[Prescan]Prescan中Sensor學習

該筆記參考鏈接：

• https://blog.csdn.net/zhanshen112/article/details/88565400

Prescan中目前提供的傳感器一共有三種類型：

• Idealized Sensor 理想傳感器：包括了理論研究需要的傳感器，適用於自動駕駛算法開發前期邏輯的驗證。
• Detailed Sensor詳細傳感器：真實存在的傳感器，對應的是有相應的傳感器模型，考慮了在實際使用過程中的傳感器信息的損失等（例如：雷達就考慮了路徑發散衰減、大氣衰減和目標反射衰減，相機則考慮相機畸變等），適用於自動駕駛算法的魯棒性驗證
• Ground-Truth Sensor真值傳感器：提供的是真值（主要是視覺傳感器），適用於算法的早期開發階段

1. Idealized Sensor

理想傳感器主要包括：

1. SELF snesor/GPS receiver 自車/GPS接收器
2. AIR sensor( radar/lidar/ultrasonic ) 執行器信息接收器 （挖坑）
3. Antenna&DSRC transmitter/receiver 天線和DSRC的發送器/接收器（挖坑）
4. Beacon/OBU 信標（信號塔）/車載單元

1.1 GPS接收器

作用：輸出本車精確的GPS位置信息

PreScan中是否可以模擬GPS信號不好的這種狀態？

1.2 AIR Sensor 執行器信息傳感器

作用：輸出目標物的檢測信息
對於每個檢測到的物體，都有如下參數：
Range[m] 從傳感器座標系到檢測到目標物體的距離
Azimuth[deg] 方位角
Elevation[deg] 高程角
ID[n] 檢測到目標的ID
Velocity[m/s] 目標物縱向速度
Heading[deg] 目標物的航向角（N-0 deg, E – 90 deg）

3種不同的可能檢測方法：

Bounding Box；檢測邊界
Center of Bounding Box； 檢測中心
Cebter of Gravity；檢測質心

注意：AIR傳感的侷限：該傳感不考慮重疊、遮擋和目標的實際形狀，檢測點可能落在檢測範圍之外。

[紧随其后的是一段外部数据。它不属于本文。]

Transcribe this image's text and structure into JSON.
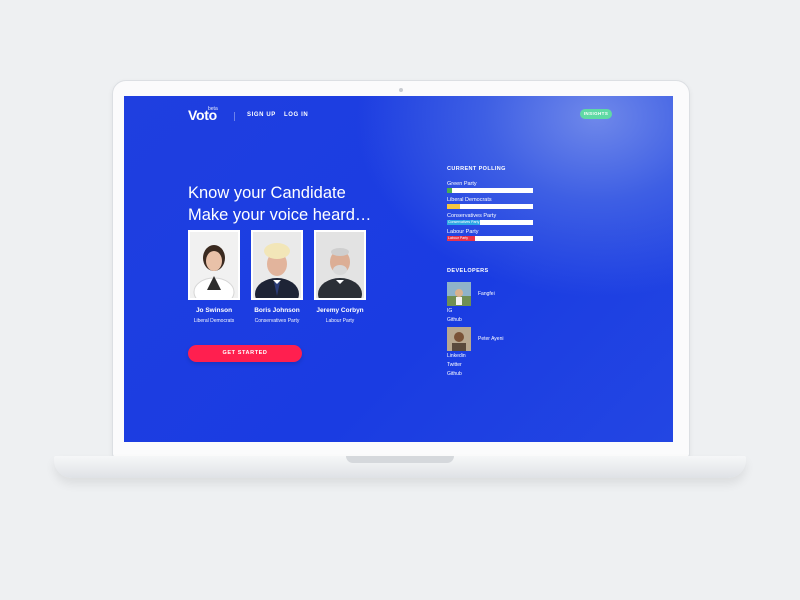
{
  "nav": {
    "logo": "Voto",
    "logo_badge": "beta",
    "links": [
      "SIGN UP",
      "LOG IN"
    ],
    "insights_button": "INSIGHTS"
  },
  "hero": {
    "line1": "Know your Candidate",
    "line2": "Make your voice heard…",
    "cta": "GET STARTED"
  },
  "candidates": [
    {
      "name": "Jo Swinson",
      "party": "Liberal Democrats"
    },
    {
      "name": "Boris Johnson",
      "party": "Conservatives Party"
    },
    {
      "name": "Jeremy Corbyn",
      "party": "Labour Party"
    }
  ],
  "polling": {
    "title": "CURRENT POLLING",
    "items": [
      {
        "label": "Green Party",
        "bar_text": "",
        "fraction": 0.06,
        "color": "#4caf50"
      },
      {
        "label": "Liberal Democrats",
        "bar_text": "",
        "fraction": 0.15,
        "color": "#f5c542"
      },
      {
        "label": "Conservatives Party",
        "bar_text": "Conservatives Party",
        "fraction": 0.38,
        "color": "#2ea8e5"
      },
      {
        "label": "Labour Party",
        "bar_text": "Labour Party",
        "fraction": 0.33,
        "color": "#e8324b"
      }
    ]
  },
  "developers": {
    "title": "DEVELOPERS",
    "people": [
      {
        "name": "Fangfei",
        "links": [
          "IG",
          "Github"
        ]
      },
      {
        "name": "Peter Ayeni",
        "links": [
          "Linkedin",
          "Twitter",
          "Github"
        ]
      }
    ]
  }
}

具體應用時應該根據具體情況判斷。

1.3 Beacon/OBU

作用：當車載裝置在beacon檢測範圍之內，可實現V2I通信；雙向通信（Beacon依附於infrastructure上，OBU依附於車輛上）
根據傳感原理，分爲以下兩種：

• RF射頻：OBU應位於Beacon的光束中
• IR紅外：OBU應位於Beacon的光束中，需要考慮遮擋

RF	IR
fast	slower
no obstructed view (no occluded objects)	obstructed view (occluded objects)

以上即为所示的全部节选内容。